Given the positive results we achieved, we investigated the extent to which DL models tend to copy code from their training set when recommending code. Such a research question is particularly important considering the fact that most of DL-based code recommenders have been trained on the source code of open source repositories and it is unclear whether the code they generate should be considered as new or as derivative work, with possible implications on license infringements. We showed that ~10% to ~0.1% of the predictions generated by DL-based code recommenders are exact copies of instances in the training set (MSR'22 conference).
We also showed the importance of building a high-quality training set for DL models targeting code generation: Feeding low-quality code, even in small percentages, results in a major increase of low-quality code produced by the model (ICPC'25 conference).
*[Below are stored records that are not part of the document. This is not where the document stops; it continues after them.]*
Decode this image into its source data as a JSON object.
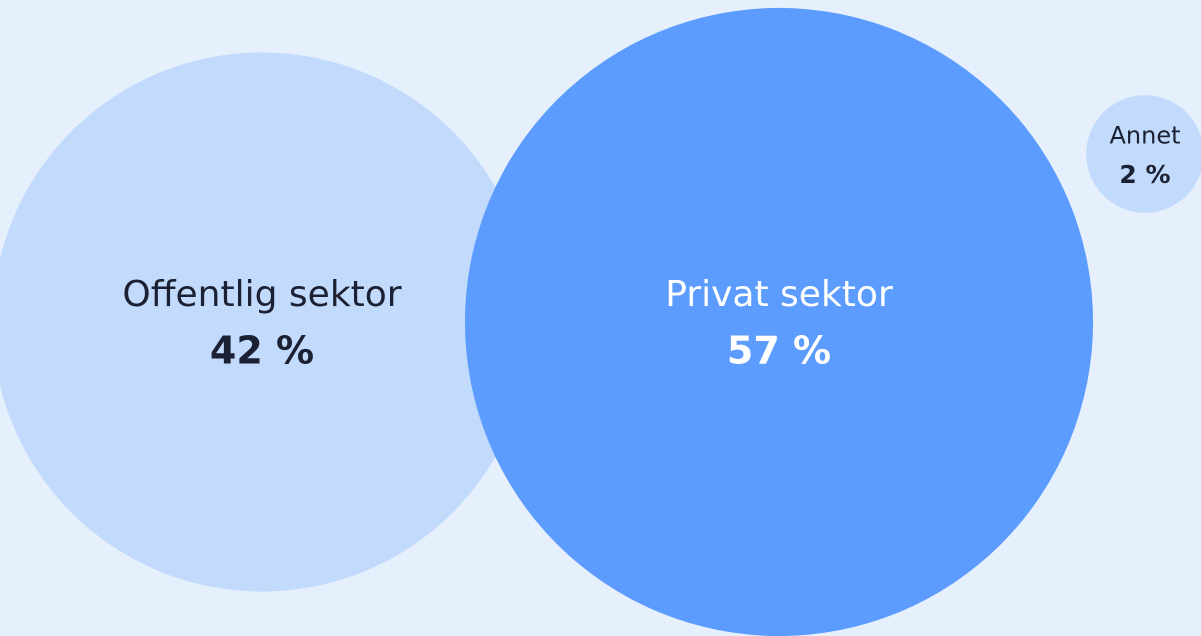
{
  "chart_data": {
    "type": "bubble",
    "categories": [
      "Offentlig sektor",
      "Privat sektor",
      "Annet"
    ],
    "values": [
      42,
      57,
      2
    ],
    "value_labels": [
      "42 %",
      "57 %",
      "2 %"
    ],
    "colors": [
      "#c2dbfc",
      "#5c9cff",
      "#c2dbfc"
    ]
  }
}
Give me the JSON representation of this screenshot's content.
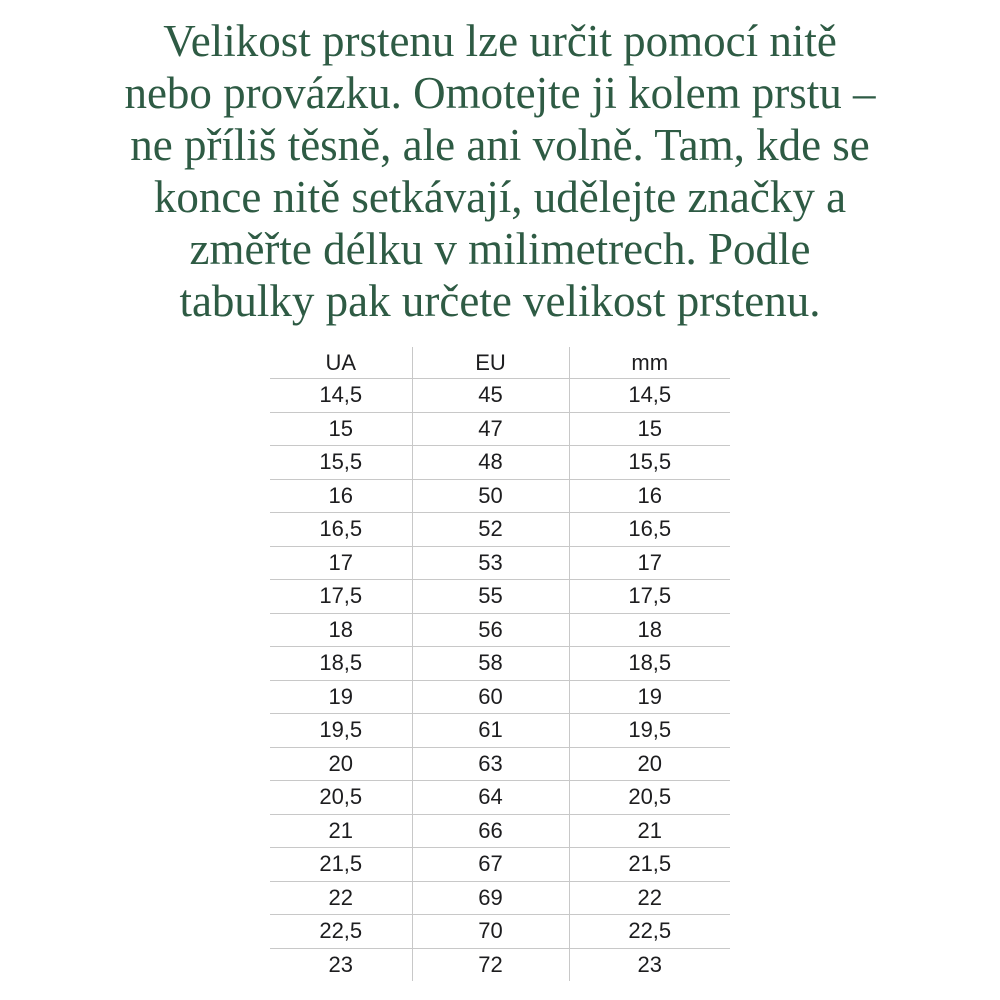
{
  "intro": {
    "color": "#2e5b44",
    "lines": [
      "Velikost prstenu lze určit pomocí nitě",
      "nebo provázku. Omotejte ji kolem prstu –",
      "ne příliš těsně, ale ani volně. Tam, kde se",
      "konce nitě setkávají, udělejte značky a",
      "změřte délku v milimetrech. Podle",
      "tabulky pak určete velikost prstenu."
    ]
  },
  "table": {
    "grid_color": "#c8c8c8",
    "text_color": "#1d1d1f",
    "columns": [
      "UA",
      "EU",
      "mm"
    ],
    "rows": [
      [
        "14,5",
        "45",
        "14,5"
      ],
      [
        "15",
        "47",
        "15"
      ],
      [
        "15,5",
        "48",
        "15,5"
      ],
      [
        "16",
        "50",
        "16"
      ],
      [
        "16,5",
        "52",
        "16,5"
      ],
      [
        "17",
        "53",
        "17"
      ],
      [
        "17,5",
        "55",
        "17,5"
      ],
      [
        "18",
        "56",
        "18"
      ],
      [
        "18,5",
        "58",
        "18,5"
      ],
      [
        "19",
        "60",
        "19"
      ],
      [
        "19,5",
        "61",
        "19,5"
      ],
      [
        "20",
        "63",
        "20"
      ],
      [
        "20,5",
        "64",
        "20,5"
      ],
      [
        "21",
        "66",
        "21"
      ],
      [
        "21,5",
        "67",
        "21,5"
      ],
      [
        "22",
        "69",
        "22"
      ],
      [
        "22,5",
        "70",
        "22,5"
      ],
      [
        "23",
        "72",
        "23"
      ]
    ]
  }
}
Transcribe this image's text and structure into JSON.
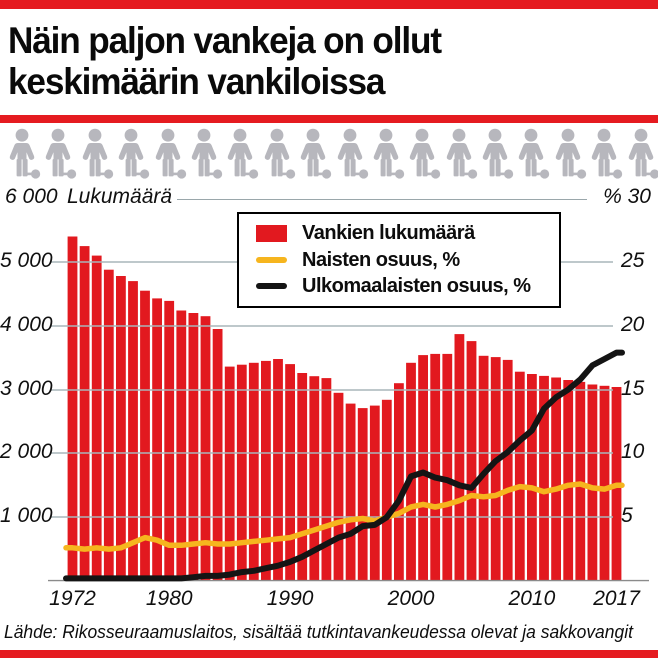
{
  "header": {
    "title_line1": "Näin paljon vankeja on ollut",
    "title_line2": "keskimäärin vankiloissa"
  },
  "pictogram": {
    "icon": "prisoner-ball-chain-icon",
    "count": 18
  },
  "axes": {
    "left_header": "6 000",
    "left_axis_title": "Lukumäärä",
    "right_header": "% 30",
    "left_ticks": [
      "5 000",
      "4 000",
      "3 000",
      "2 000",
      "1 000"
    ],
    "right_ticks": [
      "25",
      "20",
      "15",
      "10",
      "5"
    ],
    "x_ticks": [
      "1972",
      "1980",
      "1990",
      "2000",
      "2010",
      "2017"
    ]
  },
  "legend": {
    "items": [
      {
        "swatch": "bar",
        "color": "#e2191f",
        "label": "Vankien lukumäärä"
      },
      {
        "swatch": "line",
        "color": "#f6b51e",
        "label": "Naisten osuus, %"
      },
      {
        "swatch": "line",
        "color": "#141414",
        "label": "Ulkomaalaisten osuus, %"
      }
    ]
  },
  "chart_data": {
    "type": "bar",
    "title": "Näin paljon vankeja on ollut keskimäärin vankiloissa",
    "x": [
      1972,
      1973,
      1974,
      1975,
      1976,
      1977,
      1978,
      1979,
      1980,
      1981,
      1982,
      1983,
      1984,
      1985,
      1986,
      1987,
      1988,
      1989,
      1990,
      1991,
      1992,
      1993,
      1994,
      1995,
      1996,
      1997,
      1998,
      1999,
      2000,
      2001,
      2002,
      2003,
      2004,
      2005,
      2006,
      2007,
      2008,
      2009,
      2010,
      2011,
      2012,
      2013,
      2014,
      2015,
      2016,
      2017
    ],
    "series": [
      {
        "name": "Vankien lukumäärä",
        "type": "bar",
        "axis": "left",
        "color": "#e2191f",
        "values": [
          5400,
          5250,
          5100,
          4880,
          4780,
          4700,
          4550,
          4430,
          4390,
          4240,
          4200,
          4150,
          3950,
          3360,
          3390,
          3420,
          3450,
          3480,
          3400,
          3260,
          3210,
          3180,
          2950,
          2780,
          2710,
          2750,
          2840,
          3100,
          3420,
          3540,
          3560,
          3560,
          3870,
          3760,
          3530,
          3510,
          3465,
          3280,
          3245,
          3215,
          3190,
          3150,
          3120,
          3080,
          3060,
          3040
        ]
      },
      {
        "name": "Naisten osuus, %",
        "type": "line",
        "axis": "right",
        "color": "#f6b51e",
        "values": [
          2.6,
          2.5,
          2.6,
          2.5,
          2.6,
          3.0,
          3.4,
          3.2,
          2.8,
          2.8,
          2.9,
          3.0,
          2.9,
          2.9,
          3.0,
          3.1,
          3.2,
          3.3,
          3.4,
          3.7,
          4.0,
          4.3,
          4.6,
          4.8,
          4.9,
          4.7,
          5.0,
          5.3,
          5.8,
          6.0,
          5.8,
          6.0,
          6.3,
          6.7,
          6.6,
          6.7,
          7.1,
          7.4,
          7.3,
          7.0,
          7.2,
          7.5,
          7.6,
          7.3,
          7.2,
          7.5
        ]
      },
      {
        "name": "Ulkomaalaisten osuus, %",
        "type": "line",
        "axis": "right",
        "color": "#141414",
        "values": [
          0.2,
          0.2,
          0.2,
          0.2,
          0.2,
          0.2,
          0.2,
          0.2,
          0.2,
          0.2,
          0.3,
          0.4,
          0.4,
          0.5,
          0.7,
          0.8,
          1.0,
          1.2,
          1.5,
          1.9,
          2.4,
          2.9,
          3.4,
          3.7,
          4.3,
          4.4,
          5.0,
          6.3,
          8.2,
          8.5,
          8.1,
          7.9,
          7.5,
          7.3,
          8.4,
          9.4,
          10.1,
          11.0,
          11.8,
          13.5,
          14.4,
          15.0,
          15.8,
          16.9,
          17.4,
          17.9
        ]
      }
    ],
    "left_axis": {
      "label": "Lukumäärä",
      "min": 0,
      "max": 6000,
      "tick_step": 1000
    },
    "right_axis": {
      "label": "%",
      "min": 0,
      "max": 30,
      "tick_step": 5
    },
    "grid": true,
    "legend_position": "top-center"
  },
  "footer": {
    "source": "Lähde: Rikosseuraamuslaitos, sisältää tutkintavankeudessa olevat ja sakkovangit"
  },
  "colors": {
    "bar_red": "#e2191f",
    "rule_red": "#e51b20",
    "women_line_yellow": "#f6b51e",
    "foreigners_line_black": "#141414",
    "icon_gray": "#b7b7bd",
    "gridline": "#a9b6ba"
  }
}
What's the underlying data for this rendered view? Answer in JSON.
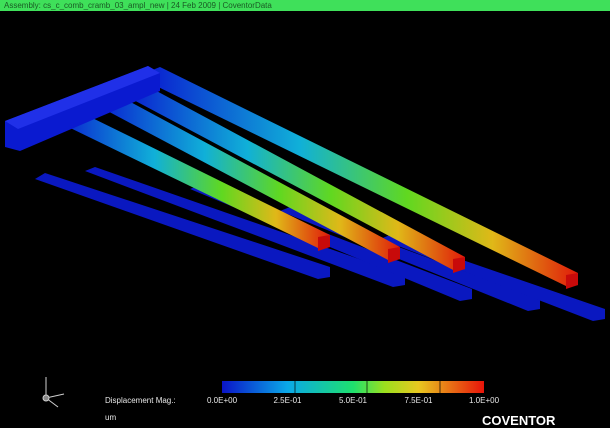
{
  "header": {
    "text": "Assembly: cs_c_comb_cramb_03_ampl_new | 24 Feb 2009 | CoventorData"
  },
  "legend": {
    "label": "Displacement Mag.:",
    "ticks": [
      "0.0E+00",
      "2.5E-01",
      "5.0E-01",
      "7.5E-01",
      "1.0E+00"
    ],
    "unit": "um"
  },
  "brand": "COVENTOR"
}
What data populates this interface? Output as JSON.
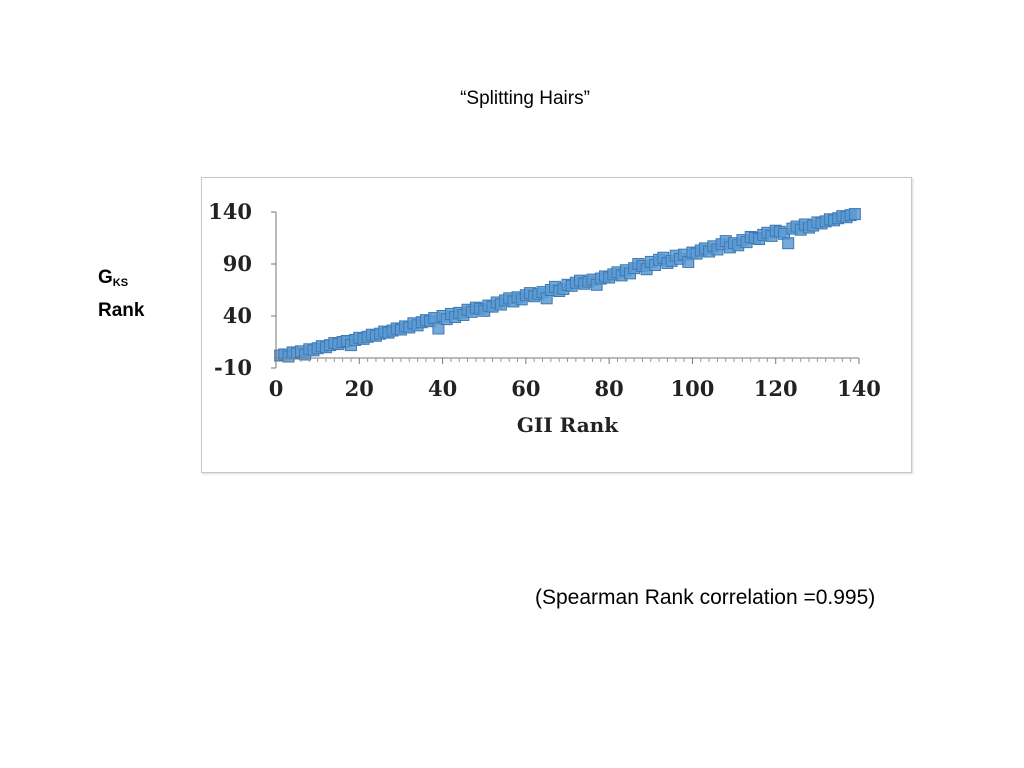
{
  "slide": {
    "title": "“Splitting Hairs”",
    "ylabel_main": "G",
    "ylabel_sub": "KS",
    "ylabel_line2": "Rank",
    "note": "(Spearman Rank correlation =0.995)"
  },
  "chart_data": {
    "type": "scatter",
    "title": "",
    "xlabel": "GII Rank",
    "ylabel": "G KS Rank",
    "xlim": [
      0,
      140
    ],
    "ylim": [
      -10,
      140
    ],
    "xticks": [
      0,
      20,
      40,
      60,
      80,
      100,
      120,
      140
    ],
    "yticks": [
      -10,
      40,
      90,
      140
    ],
    "grid": false,
    "marker": "square",
    "color": "#5b9bd5",
    "series": [
      {
        "x": [
          1,
          2,
          3,
          4,
          5,
          6,
          7,
          8,
          9,
          10,
          11,
          12,
          13,
          14,
          15,
          16,
          17,
          18,
          19,
          20,
          21,
          22,
          23,
          24,
          25,
          26,
          27,
          28,
          29,
          30,
          31,
          32,
          33,
          34,
          35,
          36,
          37,
          38,
          39,
          40,
          41,
          42,
          43,
          44,
          45,
          46,
          47,
          48,
          49,
          50,
          51,
          52,
          53,
          54,
          55,
          56,
          57,
          58,
          59,
          60,
          61,
          62,
          63,
          64,
          65,
          66,
          67,
          68,
          69,
          70,
          71,
          72,
          73,
          74,
          75,
          76,
          77,
          78,
          79,
          80,
          81,
          82,
          83,
          84,
          85,
          86,
          87,
          88,
          89,
          90,
          91,
          92,
          93,
          94,
          95,
          96,
          97,
          98,
          99,
          100,
          101,
          102,
          103,
          104,
          105,
          106,
          107,
          108,
          109,
          110,
          111,
          112,
          113,
          114,
          115,
          116,
          117,
          118,
          119,
          120,
          121,
          122,
          123,
          124,
          125,
          126,
          127,
          128,
          129,
          130,
          131,
          132,
          133,
          134,
          135,
          136,
          137,
          138,
          139
        ],
        "y": [
          2,
          3,
          1,
          5,
          4,
          6,
          3,
          8,
          7,
          9,
          11,
          10,
          12,
          14,
          13,
          15,
          16,
          12,
          17,
          19,
          18,
          20,
          22,
          21,
          23,
          25,
          24,
          26,
          28,
          27,
          30,
          29,
          33,
          31,
          34,
          36,
          35,
          38,
          28,
          40,
          37,
          42,
          39,
          43,
          41,
          46,
          44,
          48,
          47,
          45,
          50,
          49,
          53,
          51,
          55,
          57,
          54,
          58,
          56,
          60,
          62,
          59,
          61,
          63,
          57,
          65,
          68,
          64,
          66,
          70,
          69,
          72,
          74,
          71,
          73,
          75,
          70,
          76,
          78,
          77,
          80,
          82,
          79,
          84,
          81,
          86,
          90,
          88,
          85,
          92,
          89,
          94,
          96,
          91,
          93,
          98,
          95,
          99,
          92,
          101,
          100,
          103,
          105,
          102,
          107,
          104,
          109,
          112,
          106,
          110,
          108,
          113,
          111,
          116,
          115,
          114,
          118,
          120,
          117,
          122,
          121,
          119,
          110,
          124,
          126,
          123,
          128,
          125,
          127,
          130,
          129,
          131,
          133,
          132,
          134,
          136,
          135,
          137,
          138
        ]
      }
    ]
  }
}
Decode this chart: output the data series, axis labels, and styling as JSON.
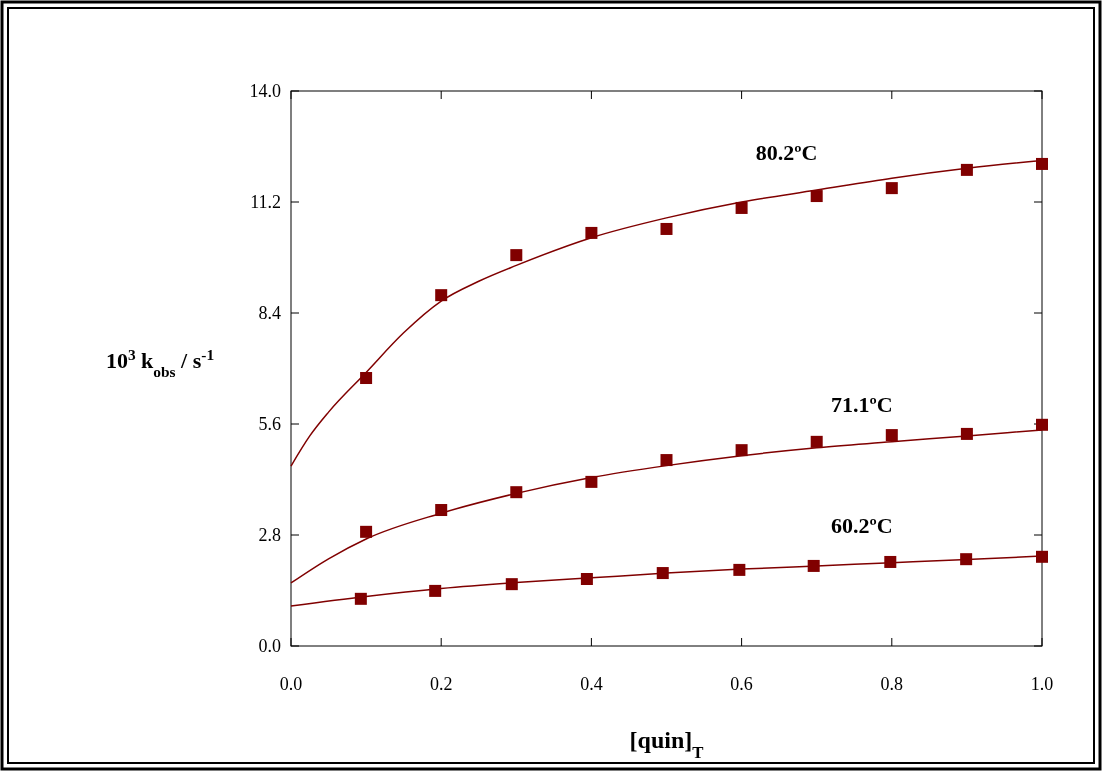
{
  "chart_data": {
    "type": "scatter",
    "xlabel": "[quin]$_{T}$",
    "ylabel": "10$^{3}$ k$_{obs}$ / s$^{-1}$",
    "xlim": [
      0,
      1
    ],
    "ylim": [
      0,
      14
    ],
    "xticks": [
      {
        "value": 0,
        "label": "0.0"
      },
      0.2,
      0.4,
      0.6,
      0.8,
      {
        "value": 1,
        "label": "1.0"
      }
    ],
    "yticks": [
      {
        "value": 0,
        "label": "0.0"
      },
      2.8,
      5.6,
      8.4,
      11.2,
      {
        "value": 14,
        "label": "14.0"
      }
    ],
    "grid": false,
    "marker": "square",
    "series": [
      {
        "color": "#800000",
        "x": [
          0.1,
          0.2,
          0.3,
          0.4,
          0.5,
          0.6,
          0.7,
          0.8,
          0.9,
          1.0
        ],
        "values": [
          6.76,
          8.85,
          9.86,
          10.42,
          10.52,
          11.05,
          11.35,
          11.55,
          12.01,
          12.16
        ]
      },
      {
        "color": "#800000",
        "x": [
          0.1,
          0.2,
          0.3,
          0.4,
          0.5,
          0.6,
          0.7,
          0.8,
          0.9,
          1.0
        ],
        "values": [
          2.88,
          3.43,
          3.88,
          4.14,
          4.69,
          4.94,
          5.15,
          5.32,
          5.35,
          5.58
        ]
      },
      {
        "color": "#800000",
        "x": [
          0.093,
          0.192,
          0.294,
          0.394,
          0.495,
          0.597,
          0.696,
          0.798,
          0.899,
          1.0
        ],
        "values": [
          1.19,
          1.39,
          1.56,
          1.69,
          1.84,
          1.92,
          2.02,
          2.12,
          2.19,
          2.25
        ]
      },
      {
        "type": "line",
        "name": "80.2ºC",
        "marker": "none",
        "line_style": "solid",
        "color": "#800000",
        "x": [
          0,
          0.025,
          0.05,
          0.1,
          0.15,
          0.2,
          0.25,
          0.3,
          0.4,
          0.5,
          0.6,
          0.7,
          0.8,
          0.9,
          1.0
        ],
        "values": [
          4.54,
          5.3,
          5.9,
          6.9,
          7.9,
          8.7,
          9.2,
          9.6,
          10.3,
          10.8,
          11.2,
          11.5,
          11.8,
          12.05,
          12.25
        ]
      },
      {
        "type": "line",
        "name": "71.1ºC",
        "marker": "none",
        "line_style": "solid",
        "color": "#800000",
        "x": [
          0,
          0.05,
          0.1,
          0.2,
          0.3,
          0.4,
          0.5,
          0.6,
          0.7,
          0.8,
          0.9,
          1.0
        ],
        "values": [
          1.59,
          2.2,
          2.7,
          3.35,
          3.85,
          4.25,
          4.55,
          4.8,
          5.0,
          5.15,
          5.3,
          5.45
        ]
      },
      {
        "type": "line",
        "name": "60.2ºC",
        "marker": "none",
        "line_style": "solid",
        "color": "#800000",
        "x": [
          0,
          0.1,
          0.2,
          0.3,
          0.4,
          0.5,
          0.6,
          0.7,
          0.8,
          0.9,
          1.0
        ],
        "values": [
          1.01,
          1.25,
          1.45,
          1.6,
          1.72,
          1.84,
          1.94,
          2.02,
          2.1,
          2.18,
          2.27
        ]
      }
    ]
  }
}
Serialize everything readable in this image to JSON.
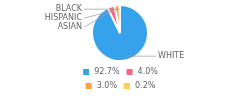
{
  "chart_data": {
    "type": "pie",
    "categories": [
      "WHITE",
      "ASIAN",
      "HISPANIC",
      "BLACK"
    ],
    "values": [
      92.7,
      4.0,
      3.0,
      0.2
    ],
    "value_labels": [
      "92.7%",
      "4.0%",
      "3.0%",
      "0.2%"
    ],
    "legend": "bottom"
  }
}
*Automating code-related tasks*
There are several tasks revolving around software writing. In DEVINTA we targeted their (partial) automation with the goal of saving time to software developers. We focused on the usage of large pre-trained DL models. To better understand the idea behind these models, let's assume we are interested in training a DL model able to translate from Italian to English. The training would usually require to provide the model with several examples of Italian sentences translated to English. Creating such a training dataset requires manual effort. For this reason, these datasets are usually limited in size, with consequences on the model performance. The idea behind pre-training is to firstly "teach" the model basic features about the languages of interest without the need for a manually built dataset. For example, the model is provided as input with sentences of the language of interest (e.g. Italian sentences) having specific words masked and it is required to guess the masked words. Only after pre-training, the model is "fine-tuned" to learn the specific task of interest (in our example, the translation task). We showed that pre-training substantially boost performance in the automation of several code-related tasks (e.g. bug-fixing), with results published at the ICSE'21, ICSME'21, ICSE'22, ICSE'23, ICSE'24, and ICPC'24 conferences and in the TSE, JSS, and EMSE journals. We also documented 45 tasks which developers automate via DL, presenting our findings at MSR'24 and receiving a Distinguished Paper Award.
*Online code review*
Code review is the process of analyzing source code written by a teammate to judge whether it is of sufficient quality to be integrated into the software project. We presented the first approach in the literature taking as input a previously unseen code and recommending code changes as a reviewer would do. These findings are detailed in works presented at the ICSE'21 and ICSE'22 conferences, and have been quite impactful, resulting in many follow-up works on the same topic. Finally, we run a controlled experiment with developers to assess the extent to which AI-based code review actually helps them in finding more quality issues. We found out that, while the AI is able to find quality issues, it also impacts the developers' behavior: Developers experience a tunnel-vision effect, focusing only on parts of the code commented by the AI and missing quality issues in other parts of the code (ICSE'25 conference).